Agricoltura: Bellanova, misure per favorire la ripartenza delle imprese

"Abbiamo fatto un intervento per destinare le risorse aggiuntive ai settori che più hanno sofferto"

Redazione ANSA TARANTO

TARANTO -"Abbiamo pensato a una serie di misure a sostegno delle imprese agricole per favorire la ripartenza dopo le difficoltà causate dai blocchi per l'emergenza sanitaria. C'è una parte che è stata ferma perché sono stati chiusi i ristoranti, chiusi gli alberghi, è stato inibito il commercio con l'estero. Abbiamo fatto un intervento per destinare le risorse aggiuntive ai settori che più hanno sofferto". Lo ha spiegato la ministra delle politiche agricole Teresa Bellanova nella sua visita istituzionale ad aziende delle province di Taranto e Lecce.  "La misura più immediata per le imprese del settore vitivinicolo ad esempio è stata quella di non far pagare per sei mesi i contributi. Lo Stato destina per questo 430 milioni di euro. Altri 50 milioni di euro, grazie all'intesa con le regioni, sono stati stanziati per la distillazione e 100 milioni per la riduzione della produzione, in modo da non intasare il mercato. Sono interventi non del tutto risolutivi ma che dimostrano l'attenzione per questo settore". E altri fondi "saranno resi disponibili - ha assicurato la ministra - per intervenire sulle aziende che hanno avuto forti contrazioni, come il calo della vendita di carni bianche nel periodo pasquale".

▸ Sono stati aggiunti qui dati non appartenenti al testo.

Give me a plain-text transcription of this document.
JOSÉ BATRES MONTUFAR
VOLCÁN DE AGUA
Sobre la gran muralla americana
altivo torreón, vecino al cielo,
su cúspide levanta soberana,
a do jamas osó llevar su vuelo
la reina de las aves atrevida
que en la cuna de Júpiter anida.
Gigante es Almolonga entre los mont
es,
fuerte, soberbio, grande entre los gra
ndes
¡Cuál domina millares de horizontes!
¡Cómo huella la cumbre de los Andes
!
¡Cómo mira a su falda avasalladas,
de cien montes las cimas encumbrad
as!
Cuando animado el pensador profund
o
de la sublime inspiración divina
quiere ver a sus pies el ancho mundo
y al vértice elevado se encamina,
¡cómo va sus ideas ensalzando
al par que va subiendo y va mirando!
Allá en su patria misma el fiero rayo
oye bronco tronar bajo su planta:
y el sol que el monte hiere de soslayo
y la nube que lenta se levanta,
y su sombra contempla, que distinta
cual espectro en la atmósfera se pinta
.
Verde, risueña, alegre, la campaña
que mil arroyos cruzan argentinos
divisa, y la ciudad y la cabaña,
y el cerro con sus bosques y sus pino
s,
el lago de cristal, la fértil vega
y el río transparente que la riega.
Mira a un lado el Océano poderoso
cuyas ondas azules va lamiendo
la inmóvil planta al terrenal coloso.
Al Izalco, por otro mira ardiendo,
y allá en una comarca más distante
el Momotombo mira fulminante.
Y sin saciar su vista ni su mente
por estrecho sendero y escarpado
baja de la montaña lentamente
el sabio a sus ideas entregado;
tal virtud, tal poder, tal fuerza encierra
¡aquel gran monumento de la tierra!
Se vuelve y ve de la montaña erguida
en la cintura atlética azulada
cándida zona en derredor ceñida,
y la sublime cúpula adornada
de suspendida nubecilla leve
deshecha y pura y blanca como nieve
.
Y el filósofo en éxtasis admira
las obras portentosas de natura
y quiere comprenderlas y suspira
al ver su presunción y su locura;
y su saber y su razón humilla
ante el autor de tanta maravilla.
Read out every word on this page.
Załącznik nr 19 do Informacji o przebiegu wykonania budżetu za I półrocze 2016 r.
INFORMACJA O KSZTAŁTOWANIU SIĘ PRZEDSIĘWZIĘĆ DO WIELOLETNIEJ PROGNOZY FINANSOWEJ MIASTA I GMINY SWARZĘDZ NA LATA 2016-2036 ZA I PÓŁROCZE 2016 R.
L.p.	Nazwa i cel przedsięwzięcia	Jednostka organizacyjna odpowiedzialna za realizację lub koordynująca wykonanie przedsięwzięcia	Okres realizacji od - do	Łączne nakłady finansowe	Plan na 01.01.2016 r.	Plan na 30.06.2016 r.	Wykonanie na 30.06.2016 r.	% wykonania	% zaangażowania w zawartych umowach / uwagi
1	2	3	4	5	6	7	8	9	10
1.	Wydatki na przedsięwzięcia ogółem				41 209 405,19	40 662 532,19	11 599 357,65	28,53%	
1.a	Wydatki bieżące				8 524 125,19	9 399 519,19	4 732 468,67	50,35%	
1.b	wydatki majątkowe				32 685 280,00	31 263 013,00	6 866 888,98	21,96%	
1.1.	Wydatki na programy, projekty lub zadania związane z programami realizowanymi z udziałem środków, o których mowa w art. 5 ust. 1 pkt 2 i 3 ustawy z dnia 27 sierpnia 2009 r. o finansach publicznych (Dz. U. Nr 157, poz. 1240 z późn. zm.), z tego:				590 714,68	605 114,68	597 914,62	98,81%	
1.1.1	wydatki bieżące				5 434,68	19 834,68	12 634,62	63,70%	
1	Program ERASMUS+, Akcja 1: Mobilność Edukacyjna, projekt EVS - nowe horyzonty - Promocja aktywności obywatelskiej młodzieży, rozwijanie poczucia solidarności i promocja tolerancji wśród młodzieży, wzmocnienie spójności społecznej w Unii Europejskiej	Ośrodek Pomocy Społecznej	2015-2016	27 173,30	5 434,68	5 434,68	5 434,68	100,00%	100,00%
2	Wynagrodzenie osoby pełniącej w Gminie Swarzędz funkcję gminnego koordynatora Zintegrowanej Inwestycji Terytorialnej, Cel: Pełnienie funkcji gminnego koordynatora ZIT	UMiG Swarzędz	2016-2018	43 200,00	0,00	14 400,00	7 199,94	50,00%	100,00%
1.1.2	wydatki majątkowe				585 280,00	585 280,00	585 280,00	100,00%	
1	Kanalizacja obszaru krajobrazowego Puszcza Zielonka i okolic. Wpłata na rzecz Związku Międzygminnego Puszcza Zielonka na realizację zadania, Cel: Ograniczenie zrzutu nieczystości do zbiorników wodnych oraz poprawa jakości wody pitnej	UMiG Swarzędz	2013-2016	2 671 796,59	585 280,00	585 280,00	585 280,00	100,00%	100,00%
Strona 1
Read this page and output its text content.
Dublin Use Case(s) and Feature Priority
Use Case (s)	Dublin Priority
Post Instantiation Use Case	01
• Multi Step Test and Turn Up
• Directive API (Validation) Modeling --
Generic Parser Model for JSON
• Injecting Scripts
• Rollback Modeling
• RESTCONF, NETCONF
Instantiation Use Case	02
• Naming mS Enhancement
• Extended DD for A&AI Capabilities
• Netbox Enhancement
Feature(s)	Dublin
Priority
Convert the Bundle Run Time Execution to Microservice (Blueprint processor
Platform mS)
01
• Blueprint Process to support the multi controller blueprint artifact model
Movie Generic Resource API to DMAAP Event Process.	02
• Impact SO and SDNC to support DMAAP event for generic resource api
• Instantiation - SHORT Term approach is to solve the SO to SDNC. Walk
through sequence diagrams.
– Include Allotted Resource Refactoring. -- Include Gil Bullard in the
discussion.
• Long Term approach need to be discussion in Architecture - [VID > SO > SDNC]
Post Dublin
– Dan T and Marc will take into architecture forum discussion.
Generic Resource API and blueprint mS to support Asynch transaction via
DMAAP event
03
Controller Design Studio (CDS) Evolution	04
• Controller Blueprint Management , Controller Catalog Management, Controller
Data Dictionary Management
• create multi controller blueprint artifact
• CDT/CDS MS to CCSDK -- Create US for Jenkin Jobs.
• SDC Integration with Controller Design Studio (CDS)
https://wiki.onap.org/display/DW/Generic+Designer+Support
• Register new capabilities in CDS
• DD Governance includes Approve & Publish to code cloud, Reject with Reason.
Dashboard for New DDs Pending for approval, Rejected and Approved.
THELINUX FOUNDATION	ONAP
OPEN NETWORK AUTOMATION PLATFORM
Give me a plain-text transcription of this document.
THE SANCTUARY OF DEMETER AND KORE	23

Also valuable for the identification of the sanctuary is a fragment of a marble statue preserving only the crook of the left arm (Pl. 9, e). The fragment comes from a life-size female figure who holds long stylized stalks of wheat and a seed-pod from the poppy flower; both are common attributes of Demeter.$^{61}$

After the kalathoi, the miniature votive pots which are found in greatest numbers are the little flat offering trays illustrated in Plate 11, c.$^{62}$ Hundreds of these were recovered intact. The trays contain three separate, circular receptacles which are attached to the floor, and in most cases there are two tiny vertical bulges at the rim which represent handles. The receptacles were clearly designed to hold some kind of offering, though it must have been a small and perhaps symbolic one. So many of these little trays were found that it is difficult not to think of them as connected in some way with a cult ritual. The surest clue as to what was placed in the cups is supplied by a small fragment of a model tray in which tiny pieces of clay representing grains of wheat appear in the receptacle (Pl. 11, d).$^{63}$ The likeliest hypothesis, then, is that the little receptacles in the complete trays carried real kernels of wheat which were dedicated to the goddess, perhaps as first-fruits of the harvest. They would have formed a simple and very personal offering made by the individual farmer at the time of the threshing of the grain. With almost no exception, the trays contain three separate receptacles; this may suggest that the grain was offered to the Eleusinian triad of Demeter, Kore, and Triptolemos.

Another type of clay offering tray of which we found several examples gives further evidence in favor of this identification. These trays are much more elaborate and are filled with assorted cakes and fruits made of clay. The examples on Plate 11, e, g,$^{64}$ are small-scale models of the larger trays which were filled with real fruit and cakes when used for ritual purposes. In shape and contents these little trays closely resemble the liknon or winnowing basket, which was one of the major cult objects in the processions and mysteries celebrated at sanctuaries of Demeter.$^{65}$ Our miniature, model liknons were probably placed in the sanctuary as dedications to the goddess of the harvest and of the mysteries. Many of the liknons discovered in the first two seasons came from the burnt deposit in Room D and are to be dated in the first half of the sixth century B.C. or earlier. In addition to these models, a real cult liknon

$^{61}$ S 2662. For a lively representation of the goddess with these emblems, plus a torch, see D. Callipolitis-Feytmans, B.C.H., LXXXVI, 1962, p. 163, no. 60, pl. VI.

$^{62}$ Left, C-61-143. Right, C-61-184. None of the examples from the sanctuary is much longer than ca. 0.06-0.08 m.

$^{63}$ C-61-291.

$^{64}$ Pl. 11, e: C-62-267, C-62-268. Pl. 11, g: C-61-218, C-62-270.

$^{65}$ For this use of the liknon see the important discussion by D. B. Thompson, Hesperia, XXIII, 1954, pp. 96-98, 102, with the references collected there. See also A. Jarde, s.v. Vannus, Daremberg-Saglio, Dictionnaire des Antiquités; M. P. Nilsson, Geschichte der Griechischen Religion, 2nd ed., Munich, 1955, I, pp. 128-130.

Bellanova ha poi affrontato il tema del costo della merce. "Se uno - ha osservato - entra in un negozio e per troppo tempo trova prodotti sottocosto si deve fare una domanda. E' facile dire che siamo contro lo sfruttamento del lavoro, che siamo contro il caporalato. Se compri una bottiglia di olio o di vino o un chilo di frutta al prezzo inferiore a costi di produzione ti devi porre il problema di chi lo sta pagando quello sconto".